The course will be in the form of lectures, given by researchers active in the field they are teaching. To follow up and consolidate the material taught, each lecture will be accompanied by a review article that students will read and discuss in connection to the lecture.
key words from the course: cadherins, integrins, proteoglycans, neuronal signaling, endocrine signaling, adapter proteins, receptor kinases, PI3 kinase, G-protein coupled receptors, cAMP, mitochondrial communication, steroid hormone receptors, intracellular transport, signaling events during development.
After completion of the course the student will be able to:
- Recognize and discuss the main types of cell communication, including the signal molecules (ligands/transmitters) integral to these main types, and understand the importance of cell signaling in biology and to be able apply this knowledge in future laboratory work.

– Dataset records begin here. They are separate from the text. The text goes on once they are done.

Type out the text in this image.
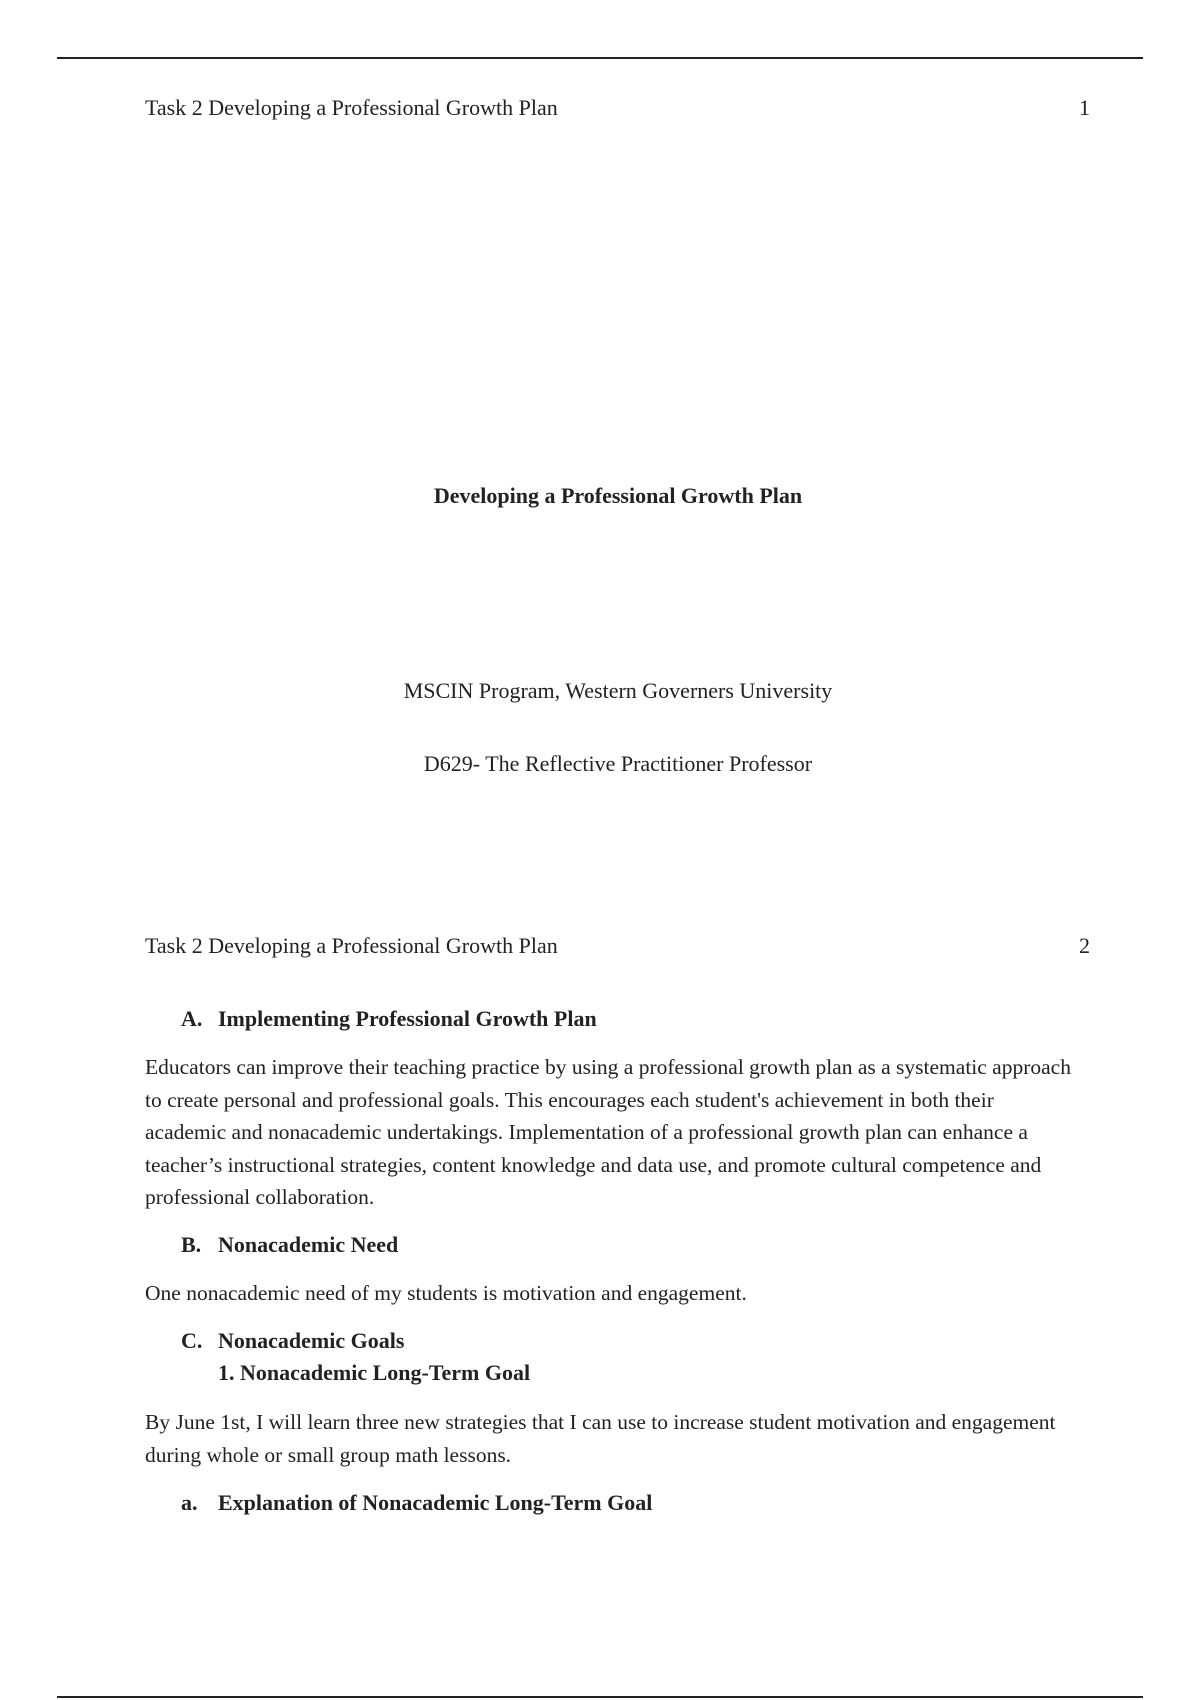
Task 2 Developing a Professional Growth Plan	1
Developing a Professional Growth Plan
MSCIN Program, Western Governers University
D629- The Reflective Practitioner Professor
Task 2 Developing a Professional Growth Plan	2
A. Implementing Professional Growth Plan

Educators can improve their teaching practice by using a professional growth plan as a systematic approach to create personal and professional goals. This encourages each student's achievement in both their academic and nonacademic undertakings. Implementation of a professional growth plan can enhance a teacher’s instructional strategies, content knowledge and data use, and promote cultural competence and professional collaboration.

B. Nonacademic Need

One nonacademic need of my students is motivation and engagement.

C. Nonacademic Goals
1. Nonacademic Long-Term Goal

By June 1st, I will learn three new strategies that I can use to increase student motivation and engagement during whole or small group math lessons.

a. Explanation of Nonacademic Long-Term Goal
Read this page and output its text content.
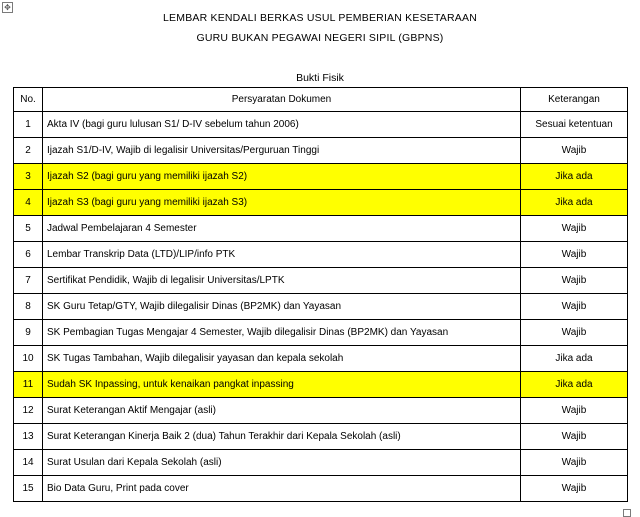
✥
LEMBAR KENDALI BERKAS USUL PEMBERIAN KESETARAAN
GURU BUKAN PEGAWAI NEGERI SIPIL (GBPNS)
Bukti Fisik
No.	Persyaratan Dokumen	Keterangan
1	Akta IV (bagi guru lulusan S1/ D-IV sebelum tahun 2006)	Sesuai ketentuan
2	Ijazah S1/D-IV, Wajib di legalisir Universitas/Perguruan Tinggi	Wajib
3	Ijazah S2 (bagi guru yang memiliki ijazah S2)	Jika ada
4	Ijazah S3 (bagi guru yang memiliki ijazah S3)	Jika ada
5	Jadwal Pembelajaran 4 Semester	Wajib
6	Lembar Transkrip Data (LTD)/LIP/info PTK	Wajib
7	Sertifikat Pendidik, Wajib di legalisir Universitas/LPTK	Wajib
8	SK Guru Tetap/GTY, Wajib dilegalisir Dinas (BP2MK) dan Yayasan	Wajib
9	SK Pembagian Tugas Mengajar 4 Semester, Wajib dilegalisir Dinas (BP2MK) dan Yayasan	Wajib
10	SK Tugas Tambahan, Wajib dilegalisir yayasan dan kepala sekolah	Jika ada
11	Sudah SK Inpassing, untuk kenaikan pangkat inpassing	Jika ada
12	Surat Keterangan Aktif Mengajar (asli)	Wajib
13	Surat Keterangan Kinerja Baik 2 (dua) Tahun Terakhir dari Kepala Sekolah (asli)	Wajib
14	Surat Usulan dari Kepala Sekolah (asli)	Wajib
15	Bio Data Guru, Print pada cover	Wajib
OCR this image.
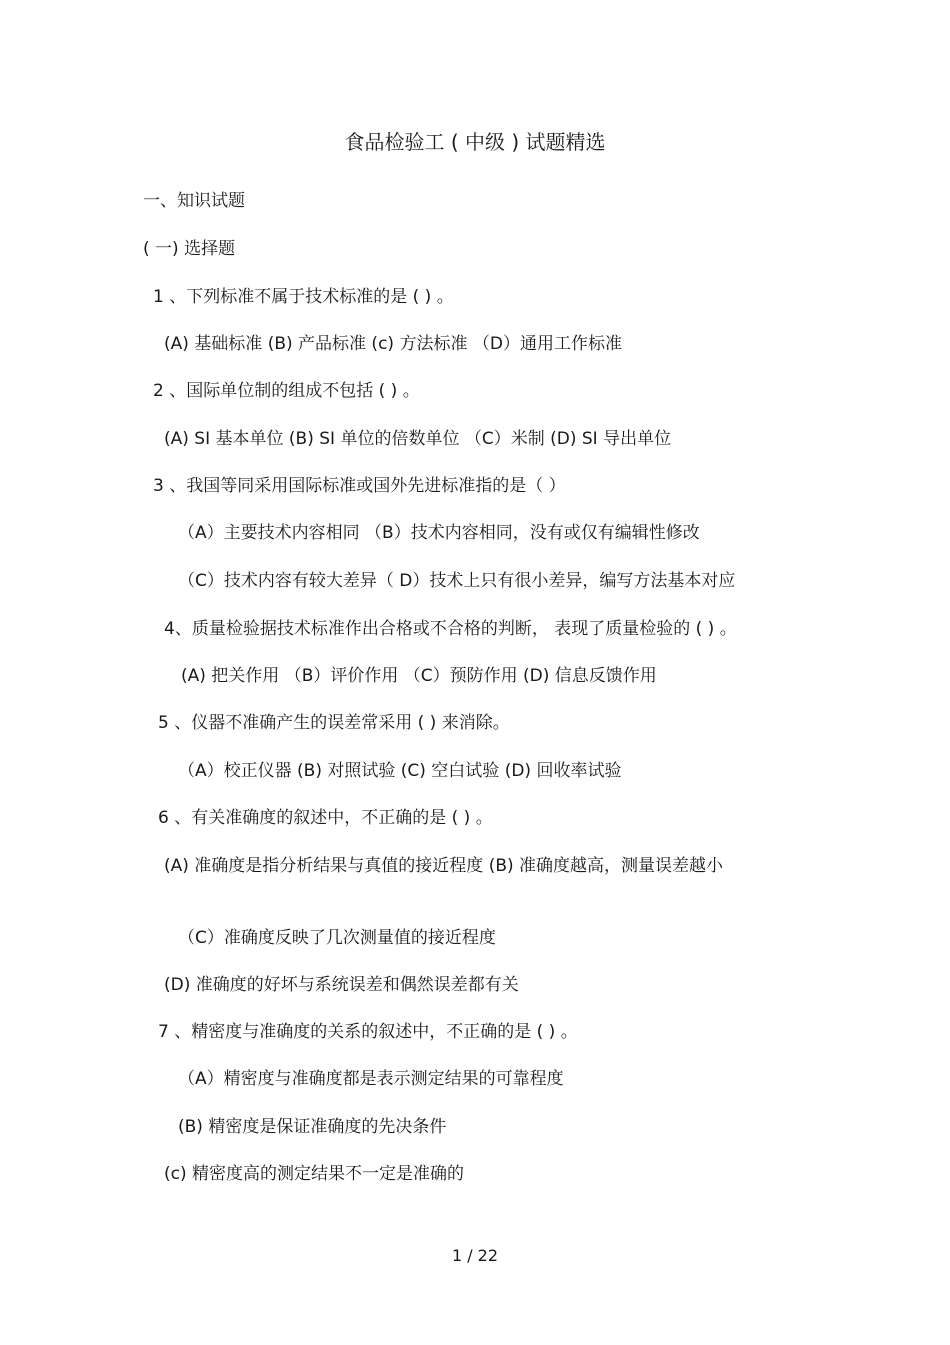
食品检验工 ( 中级 ) 试题精选
一、知识试题
( 一) 选择题
1 、下列标准不属于技术标准的是 ( ) 。
(A) 基础标准 (B) 产品标准 (c) 方法标准 （D）通用工作标准
2 、国际单位制的组成不包括 ( ) 。
(A) SI 基本单位 (B) SI 单位的倍数单位 （C）米制 (D) SI 导出单位
3 、我国等同采用国际标准或国外先进标准指的是（ ）
（A）主要技术内容相同 （B）技术内容相同，没有或仅有编辑性修改
（C）技术内容有较大差异（ D）技术上只有很小差异，编写方法基本对应
4、质量检验据技术标准作出合格或不合格的判断， 表现了质量检验的 ( ) 。
(A) 把关作用 （B）评价作用 （C）预防作用 (D) 信息反馈作用
5 、仪器不准确产生的误差常采用 ( ) 来消除。
（A）校正仪器 (B) 对照试验 (C) 空白试验 (D) 回收率试验
6 、有关准确度的叙述中，不正确的是 ( ) 。
(A) 准确度是指分析结果与真值的接近程度 (B) 准确度越高，测量误差越小
（C）准确度反映了几次测量值的接近程度
(D) 准确度的好坏与系统误差和偶然误差都有关
7 、精密度与准确度的关系的叙述中，不正确的是 ( ) 。
（A）精密度与准确度都是表示测定结果的可靠程度
(B) 精密度是保证准确度的先决条件
(c) 精密度高的测定结果不一定是准确的
1 / 22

- Know and be able to discuss the major groups of intracellular-and membrane-bound receptors, be able to give examples of such receptors.
- Understand and discuss central cellular signal pathways in eukaryotic cells.
- Demonstrate the connection between cellular signal pathways and medical phenomena, using examples.
- Read and discuss advanced scientific articles, which assumes knowledge about cell signaling events, and recapitulate and explain its content to an audience.
Required Previous Knowledge
Biology, molecular biology or equivalent on bachelor level, preferably completed with a degree.
Teaching Methods and Extent of Organized Teaching
The course runs over a period of 4-5 weeks, and will consist of 6-8 hours of mandatory lectures per week.
Compulsory Assignments and Attendance
Forms of Assessment
4 hour written digital exam.
The curriculum is based on relevant chapters in "Molecular Biology of the Cell" (Alberts et al.). Additionally, original articles will comprise the theoretical curriculum for the course.
Written evaluation on My UiB/Mitt UiB.